Ungarns neuer Präsident

Janos Ader Kandidat nach Pal Schmitt

Die ungarische Regierungspartei Fidesz hat erwartungsgemäß János Áder zum Kandidaten für das Amt des Staatspräsidenten nominiert. Das höchste Amt im Land ist vakant geworden, nachdem der ehemalige Präsident Pál Schmitt wegen einer Plagiatsaffäre zurückgetreten war.

Anders als in Österreich wird der Staatspräsident in Ungarn vom Parlament gewählt. Da die Regierungspartei eine Zwei-Drittel-Mehrheit im ungarischen Parlament besitzt, ist so gut wie sicher, dass János Áder seinem zurückgetretenen Vorgänger Pál Schmitt nachfolgen wird.
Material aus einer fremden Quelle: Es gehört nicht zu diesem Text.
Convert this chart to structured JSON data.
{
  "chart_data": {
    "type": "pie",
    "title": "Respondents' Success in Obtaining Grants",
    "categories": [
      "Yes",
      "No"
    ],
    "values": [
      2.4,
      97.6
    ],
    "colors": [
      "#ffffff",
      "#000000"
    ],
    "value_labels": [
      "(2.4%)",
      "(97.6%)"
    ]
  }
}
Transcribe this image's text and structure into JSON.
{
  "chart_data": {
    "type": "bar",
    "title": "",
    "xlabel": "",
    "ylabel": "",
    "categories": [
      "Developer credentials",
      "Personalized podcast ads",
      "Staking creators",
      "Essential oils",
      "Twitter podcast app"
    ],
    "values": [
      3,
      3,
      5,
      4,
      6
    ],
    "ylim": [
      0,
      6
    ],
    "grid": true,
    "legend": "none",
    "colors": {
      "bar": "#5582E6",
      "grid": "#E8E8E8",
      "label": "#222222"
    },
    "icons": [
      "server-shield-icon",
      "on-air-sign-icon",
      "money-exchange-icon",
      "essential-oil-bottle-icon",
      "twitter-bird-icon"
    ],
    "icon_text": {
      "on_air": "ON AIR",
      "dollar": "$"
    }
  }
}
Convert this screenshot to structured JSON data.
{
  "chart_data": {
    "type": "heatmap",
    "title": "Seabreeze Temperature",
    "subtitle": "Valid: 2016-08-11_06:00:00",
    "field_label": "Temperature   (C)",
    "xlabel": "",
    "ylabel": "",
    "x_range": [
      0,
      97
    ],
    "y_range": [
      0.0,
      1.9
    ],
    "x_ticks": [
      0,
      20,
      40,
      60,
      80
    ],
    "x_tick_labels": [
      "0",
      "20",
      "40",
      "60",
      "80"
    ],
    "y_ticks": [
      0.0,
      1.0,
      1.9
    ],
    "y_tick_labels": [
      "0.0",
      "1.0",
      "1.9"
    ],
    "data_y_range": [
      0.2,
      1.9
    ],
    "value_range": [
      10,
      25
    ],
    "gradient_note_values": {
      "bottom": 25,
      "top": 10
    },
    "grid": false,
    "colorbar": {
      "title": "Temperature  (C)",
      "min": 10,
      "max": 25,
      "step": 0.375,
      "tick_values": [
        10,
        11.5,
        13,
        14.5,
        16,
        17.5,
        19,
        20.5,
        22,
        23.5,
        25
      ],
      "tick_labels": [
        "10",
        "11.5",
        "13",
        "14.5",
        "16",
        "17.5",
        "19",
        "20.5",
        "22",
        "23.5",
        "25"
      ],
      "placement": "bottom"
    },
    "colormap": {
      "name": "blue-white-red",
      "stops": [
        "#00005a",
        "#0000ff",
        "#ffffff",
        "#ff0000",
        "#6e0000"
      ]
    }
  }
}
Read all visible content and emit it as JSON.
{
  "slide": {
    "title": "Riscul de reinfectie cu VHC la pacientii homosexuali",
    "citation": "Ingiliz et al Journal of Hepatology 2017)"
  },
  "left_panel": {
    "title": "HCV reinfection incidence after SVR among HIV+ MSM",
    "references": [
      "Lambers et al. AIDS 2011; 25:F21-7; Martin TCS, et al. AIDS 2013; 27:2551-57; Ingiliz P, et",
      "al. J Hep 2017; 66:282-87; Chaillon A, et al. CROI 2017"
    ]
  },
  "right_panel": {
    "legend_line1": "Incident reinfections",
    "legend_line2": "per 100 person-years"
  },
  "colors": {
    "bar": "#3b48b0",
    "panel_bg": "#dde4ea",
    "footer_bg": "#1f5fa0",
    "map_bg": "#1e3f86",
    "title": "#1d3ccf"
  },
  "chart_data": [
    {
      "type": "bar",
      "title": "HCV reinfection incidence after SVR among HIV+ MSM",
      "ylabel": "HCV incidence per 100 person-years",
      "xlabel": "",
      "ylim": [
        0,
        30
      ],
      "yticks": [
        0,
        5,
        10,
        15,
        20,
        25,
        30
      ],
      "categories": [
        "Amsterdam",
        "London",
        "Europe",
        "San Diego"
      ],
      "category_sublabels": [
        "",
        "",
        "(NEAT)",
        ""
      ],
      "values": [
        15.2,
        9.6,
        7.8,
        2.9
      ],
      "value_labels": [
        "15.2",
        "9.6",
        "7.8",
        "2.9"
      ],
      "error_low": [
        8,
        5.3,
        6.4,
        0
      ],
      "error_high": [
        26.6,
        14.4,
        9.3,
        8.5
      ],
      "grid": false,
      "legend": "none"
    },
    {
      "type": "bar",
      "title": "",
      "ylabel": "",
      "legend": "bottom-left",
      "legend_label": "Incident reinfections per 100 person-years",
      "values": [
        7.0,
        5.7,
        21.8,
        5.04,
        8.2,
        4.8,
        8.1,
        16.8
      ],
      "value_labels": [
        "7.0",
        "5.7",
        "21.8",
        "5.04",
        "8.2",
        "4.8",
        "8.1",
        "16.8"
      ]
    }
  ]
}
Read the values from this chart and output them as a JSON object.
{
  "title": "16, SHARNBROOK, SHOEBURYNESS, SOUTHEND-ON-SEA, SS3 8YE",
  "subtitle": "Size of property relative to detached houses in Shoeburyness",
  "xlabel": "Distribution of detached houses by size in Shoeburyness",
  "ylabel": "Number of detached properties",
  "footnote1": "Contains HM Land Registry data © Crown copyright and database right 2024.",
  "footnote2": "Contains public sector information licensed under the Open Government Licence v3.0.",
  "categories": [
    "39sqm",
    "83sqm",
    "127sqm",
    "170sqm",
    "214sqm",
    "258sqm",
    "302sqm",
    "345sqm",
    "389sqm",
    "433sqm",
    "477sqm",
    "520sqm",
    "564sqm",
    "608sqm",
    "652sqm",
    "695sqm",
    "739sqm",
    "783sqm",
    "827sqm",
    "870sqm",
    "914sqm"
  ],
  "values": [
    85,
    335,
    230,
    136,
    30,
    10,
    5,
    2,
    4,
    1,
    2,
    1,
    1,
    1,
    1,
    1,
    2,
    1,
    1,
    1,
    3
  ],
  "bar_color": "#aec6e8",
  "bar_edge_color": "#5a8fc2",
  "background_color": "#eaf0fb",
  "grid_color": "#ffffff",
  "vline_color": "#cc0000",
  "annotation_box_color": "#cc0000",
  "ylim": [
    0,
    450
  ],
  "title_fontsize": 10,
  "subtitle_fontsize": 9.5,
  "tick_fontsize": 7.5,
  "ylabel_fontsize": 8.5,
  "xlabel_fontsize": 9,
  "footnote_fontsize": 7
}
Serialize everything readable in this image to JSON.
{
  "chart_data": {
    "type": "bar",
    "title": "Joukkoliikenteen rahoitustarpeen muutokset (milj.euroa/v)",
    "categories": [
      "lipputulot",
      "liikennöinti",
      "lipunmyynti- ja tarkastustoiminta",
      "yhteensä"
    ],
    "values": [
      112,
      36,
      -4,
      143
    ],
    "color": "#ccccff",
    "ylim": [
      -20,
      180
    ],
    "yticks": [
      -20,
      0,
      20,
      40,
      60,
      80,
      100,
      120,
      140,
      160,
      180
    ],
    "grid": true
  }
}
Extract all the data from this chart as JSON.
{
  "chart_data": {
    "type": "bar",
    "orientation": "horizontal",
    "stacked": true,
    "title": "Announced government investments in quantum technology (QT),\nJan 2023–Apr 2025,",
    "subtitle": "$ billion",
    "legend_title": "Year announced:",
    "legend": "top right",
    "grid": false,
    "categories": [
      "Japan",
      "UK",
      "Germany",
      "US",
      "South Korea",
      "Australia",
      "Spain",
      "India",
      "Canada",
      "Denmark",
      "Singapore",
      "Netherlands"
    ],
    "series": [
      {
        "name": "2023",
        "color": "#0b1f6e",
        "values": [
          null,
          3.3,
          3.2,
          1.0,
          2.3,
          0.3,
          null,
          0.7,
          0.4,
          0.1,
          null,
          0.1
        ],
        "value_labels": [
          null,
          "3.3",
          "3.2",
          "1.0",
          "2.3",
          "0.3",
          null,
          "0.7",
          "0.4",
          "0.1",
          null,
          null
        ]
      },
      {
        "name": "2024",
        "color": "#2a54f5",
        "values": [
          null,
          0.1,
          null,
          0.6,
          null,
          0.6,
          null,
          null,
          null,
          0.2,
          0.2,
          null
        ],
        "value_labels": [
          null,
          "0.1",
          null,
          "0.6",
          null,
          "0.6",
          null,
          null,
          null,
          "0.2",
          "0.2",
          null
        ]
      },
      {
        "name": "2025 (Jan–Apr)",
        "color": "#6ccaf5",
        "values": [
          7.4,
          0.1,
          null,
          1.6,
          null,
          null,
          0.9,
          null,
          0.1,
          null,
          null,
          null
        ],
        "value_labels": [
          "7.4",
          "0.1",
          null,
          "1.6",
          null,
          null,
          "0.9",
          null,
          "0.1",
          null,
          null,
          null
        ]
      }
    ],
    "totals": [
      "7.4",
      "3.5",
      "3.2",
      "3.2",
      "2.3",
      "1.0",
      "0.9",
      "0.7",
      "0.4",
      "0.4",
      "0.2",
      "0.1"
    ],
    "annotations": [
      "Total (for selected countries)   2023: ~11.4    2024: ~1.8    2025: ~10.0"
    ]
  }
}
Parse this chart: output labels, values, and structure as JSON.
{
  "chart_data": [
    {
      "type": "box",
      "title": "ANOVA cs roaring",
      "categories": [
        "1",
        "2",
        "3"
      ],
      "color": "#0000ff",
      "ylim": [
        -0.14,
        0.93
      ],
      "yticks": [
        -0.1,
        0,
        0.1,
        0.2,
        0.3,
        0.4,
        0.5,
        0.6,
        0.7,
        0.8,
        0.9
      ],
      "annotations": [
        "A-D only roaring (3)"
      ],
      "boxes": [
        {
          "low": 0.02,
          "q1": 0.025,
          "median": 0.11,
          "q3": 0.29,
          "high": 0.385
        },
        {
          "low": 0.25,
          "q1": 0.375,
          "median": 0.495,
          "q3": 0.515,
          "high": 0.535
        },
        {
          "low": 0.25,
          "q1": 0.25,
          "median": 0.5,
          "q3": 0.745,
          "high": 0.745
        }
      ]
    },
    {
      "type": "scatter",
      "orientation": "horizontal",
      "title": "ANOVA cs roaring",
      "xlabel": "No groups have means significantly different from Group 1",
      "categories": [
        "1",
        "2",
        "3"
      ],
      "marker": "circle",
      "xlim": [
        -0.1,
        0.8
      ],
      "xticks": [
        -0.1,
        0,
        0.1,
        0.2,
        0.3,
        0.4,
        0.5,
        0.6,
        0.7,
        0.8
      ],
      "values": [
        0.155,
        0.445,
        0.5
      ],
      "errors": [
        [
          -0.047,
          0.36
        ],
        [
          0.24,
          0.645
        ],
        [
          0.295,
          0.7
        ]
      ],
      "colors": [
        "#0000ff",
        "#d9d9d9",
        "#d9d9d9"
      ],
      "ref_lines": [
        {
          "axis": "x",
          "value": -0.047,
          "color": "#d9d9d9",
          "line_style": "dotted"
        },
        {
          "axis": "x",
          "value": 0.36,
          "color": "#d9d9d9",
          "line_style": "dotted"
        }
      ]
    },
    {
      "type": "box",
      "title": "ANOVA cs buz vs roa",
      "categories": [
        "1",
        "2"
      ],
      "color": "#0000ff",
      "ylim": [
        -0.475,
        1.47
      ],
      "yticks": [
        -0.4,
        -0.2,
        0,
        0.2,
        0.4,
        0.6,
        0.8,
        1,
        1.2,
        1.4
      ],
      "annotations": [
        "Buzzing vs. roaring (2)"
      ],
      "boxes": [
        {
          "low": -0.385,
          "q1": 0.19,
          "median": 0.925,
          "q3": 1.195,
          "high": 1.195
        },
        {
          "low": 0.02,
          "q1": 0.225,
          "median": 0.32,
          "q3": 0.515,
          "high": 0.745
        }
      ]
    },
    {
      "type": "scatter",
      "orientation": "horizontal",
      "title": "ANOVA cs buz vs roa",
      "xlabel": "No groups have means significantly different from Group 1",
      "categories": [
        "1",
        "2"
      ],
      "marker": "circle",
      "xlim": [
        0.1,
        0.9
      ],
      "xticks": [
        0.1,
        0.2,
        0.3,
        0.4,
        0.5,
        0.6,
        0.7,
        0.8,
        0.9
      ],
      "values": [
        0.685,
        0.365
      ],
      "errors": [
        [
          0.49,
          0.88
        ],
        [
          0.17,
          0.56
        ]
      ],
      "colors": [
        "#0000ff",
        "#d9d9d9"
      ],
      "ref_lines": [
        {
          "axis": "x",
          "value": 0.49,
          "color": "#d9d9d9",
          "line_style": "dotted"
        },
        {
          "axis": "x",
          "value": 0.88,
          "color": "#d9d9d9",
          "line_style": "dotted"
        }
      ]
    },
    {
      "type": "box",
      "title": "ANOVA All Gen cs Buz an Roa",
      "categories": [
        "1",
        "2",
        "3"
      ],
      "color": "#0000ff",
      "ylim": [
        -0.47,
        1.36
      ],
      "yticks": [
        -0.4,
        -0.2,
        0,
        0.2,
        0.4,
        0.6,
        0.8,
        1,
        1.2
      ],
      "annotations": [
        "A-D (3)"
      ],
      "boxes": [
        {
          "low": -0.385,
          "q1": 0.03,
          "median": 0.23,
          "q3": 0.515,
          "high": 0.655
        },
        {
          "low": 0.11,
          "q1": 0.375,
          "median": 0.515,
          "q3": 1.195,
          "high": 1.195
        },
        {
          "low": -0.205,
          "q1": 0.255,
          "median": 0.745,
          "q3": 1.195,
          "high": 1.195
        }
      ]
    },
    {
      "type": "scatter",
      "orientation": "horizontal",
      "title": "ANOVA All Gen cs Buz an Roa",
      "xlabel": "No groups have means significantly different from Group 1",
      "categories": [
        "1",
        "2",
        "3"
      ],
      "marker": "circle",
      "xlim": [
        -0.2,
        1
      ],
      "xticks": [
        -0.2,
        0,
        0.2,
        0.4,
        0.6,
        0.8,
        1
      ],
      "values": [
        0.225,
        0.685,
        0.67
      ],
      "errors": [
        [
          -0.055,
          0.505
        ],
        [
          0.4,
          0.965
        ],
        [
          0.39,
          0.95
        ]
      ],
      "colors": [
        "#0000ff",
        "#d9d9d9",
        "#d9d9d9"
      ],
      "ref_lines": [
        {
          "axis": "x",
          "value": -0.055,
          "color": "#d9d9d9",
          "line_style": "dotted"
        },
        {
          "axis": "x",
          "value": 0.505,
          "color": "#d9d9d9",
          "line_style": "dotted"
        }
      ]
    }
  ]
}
Am Mittwoch soll der Staatspräsident gewählt werden.

Mittagsjournal, 30.4.2012

Réka Tercza und

Opposition enttäuscht

Die ungarischen Oppositionsparteien sind enttäuscht. Bis zum Schluss haben sie gehofft, Premier Viktor Orbán werde zumindest einen halbwegs Parteiunabhängigen für das Amt des Staatspräsidenten vorschlagen. Doch die Wahl der Regierungspartei Fidesz ist auf das langjährige Parteimitglied János Áder gefallen. Der ungarische Sozialdemokrat László Botka wirft der Regierung Parteilichkeit zu Lasten der ungarischen Demokratie vor:

Die Fidesz begeht einen großen Fehler, da sie die jetzige Situation nicht dafür nutzt, das Image des Präsidentenamtes zu verbessern. Stattdessen will sie die Position Orbáns stärken und setzt deshalb erneut einen Parteisoldaten im Sándor-Palast, dem Sitz des Präsidenten ein.

Boykott angekündigt

Auch die übrigen Oppositionsparteien stehen dem neuen Mann an der Seite von Viktor Orbán kritisch gegenüber. Sie bestreiten, dass sich Áder grundlegend von seinem gescheiterten, sehr Orbán-treuen Amtsvorgänger Pál Schmitt unterscheidet.

Dass sich der künftige Staatspräsident in strittigen Fragen gegen Orbán stellen könnte, halten diese für ausgeschlossen. Aus Protest droht die Opposition die Wahl des Staatspräsidenten in zwei Tagen zu boykottieren.

Kurzzeitige Spannungen mit Orban

János Áder ist einer der Mitbegründer der Regierungspartei Fidesz. Er gilt als trocken und zurückhaltend, doch zugleich auch als einer der loyalsten Gefährten Orbáns. Während der ersten Regierung Orbán von 1998 bis 2002 war Àder Parlamentspräsident, danach bis 2006 Fraktionsvorsitzender der Fidesz-Partei. Medienberichten zufolge kam es damals zu Differenzen zwischen Orbán und Áder. Die Konsequenz: Áder suchte das Weite und ließ sich 2009 ins Europäische Parlament wählen. Die damaligen Spannungen dürften jetzt ausgeräumt sein.

Befürworter und Gegner im Ausland

Der ÖVP-Europaabgeordnete Richard Seeber, der Áder aus dem Europäischen Parlament kennt, ist von den Qualitäten des künftigen Staatsoberhaupts überzeugt: er habe sich durch korrekte Amtsführung ausgezeichnet.

Für den SPD-Abgeordneten Michael Roth ist János Áder hingegen kein geeigneter Staatspräsident. Schließlich, so Roth gibt es in ganz Europa einen massiven Vertrauensverlust gegenüber Ungarn. Man müsse fragen, ob ein klassischer Parteipolitiker geeignet sei, um einen Beitrag zur Versöhnung der ungarischen Gesellschaft zu leisten. Das sei sehr schwierig. Die Wahl hätte auf einen anderen Kandidaten fallen sollen, betont Roth. Besser wäre es gewesen, eine Persönlichkeit zu wählen, der in der ungarischen Gesellschaft und Politik Ansehen genieße – ein Mann, der Brücken baut.

Offen bleibt, ob Áder, wie angekündigt ein Präsident für alle sein wird. Sicher ist nur, dass mit seiner Ernennung der Einfluss der Fidesz-Partei weiter einzementiert wird.